Lemon chiboust
Servings 20 dishes
Ingredients
The base
- 2 lemons
- 0.5 vanilla pod
- 190 g cream 35% fat
- 25 g corn starch
- 60 g egg yolk
The meringue
- 60 g sugar
- 20 g water
- 50 g egg white
- 10 g sugar
Instructions
The base
- First zest the lemons. Then cut both the zested lemons in half and juice them for 60 grams of juice.
- Now cut the vanilla pod in half and scrape out the seeds. Add the seeds to the pan together with the cream, the corn starch and the egg yolk.
- Mix it well and then while stirring heat it up to thicken it. Then turn off the heat and dissolve the gelatin.

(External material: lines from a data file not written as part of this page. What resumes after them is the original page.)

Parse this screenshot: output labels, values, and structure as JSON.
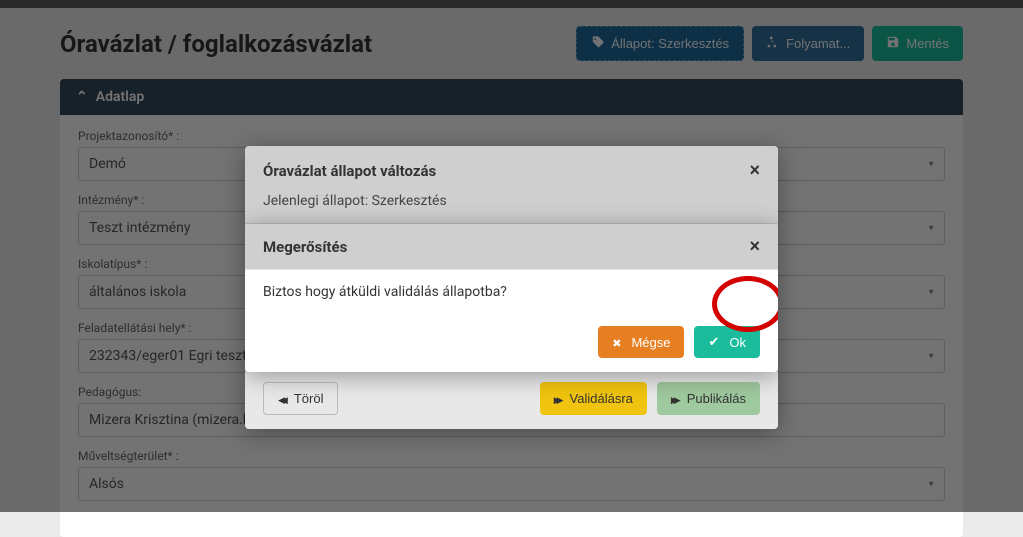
{
  "header": {
    "title": "Óravázlat / foglalkozásvázlat",
    "status_prefix": "Állapot:",
    "status_value": "Szerkesztés",
    "process_label": "Folyamat...",
    "save_label": "Mentés"
  },
  "panel": {
    "title": "Adatlap"
  },
  "fields": {
    "project_id": {
      "label": "Projektazonosító* :",
      "value": "Demó"
    },
    "institution": {
      "label": "Intézmény* :",
      "value": "Teszt intézmény"
    },
    "school_type": {
      "label": "Iskolatípus* :",
      "value": "általános iskola"
    },
    "location": {
      "label": "Feladatellátási hely* :",
      "value": "232343/eger01 Egri teszt t"
    },
    "teacher": {
      "label": "Pedagógus:",
      "value": "Mizera Krisztina (mizera.krisztina)"
    },
    "literacy": {
      "label": "Műveltségterület* :",
      "value": "Alsós"
    }
  },
  "modal_back": {
    "title": "Óravázlat állapot változás",
    "subtitle": "Jelenlegi állapot: Szerkesztés",
    "undo_label": "Töröl",
    "validate_label": "Validálásra",
    "publish_label": "Publikálás"
  },
  "modal_front": {
    "title": "Megerősítés",
    "body": "Biztos hogy átküldi validálás állapotba?",
    "cancel_label": "Mégse",
    "ok_label": "Ok"
  }
}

- Now pass it through a fine sieve and press it through using a ladle of spatula. Keep this covered for later.
The meringue
- Mix the 60 grams of sugar with the water and heat this up till it’s 118 °C. Meanwhile mix the egg white with the 10 grams of sugar and start beating it with a whisk.
- Once stiff fluffy peaks have formed add the hot sugar syrup and keep on mixing for another 3 to 4 minutes to cool down the meringue.
- Then add the meringue to the lemon cream and fold it together. Don’t overmix it, otherwise you will lose too much air.
- Now transfer it into a piping bag and fill your mold. Once frozen take it out of the mold and serve it defrosted.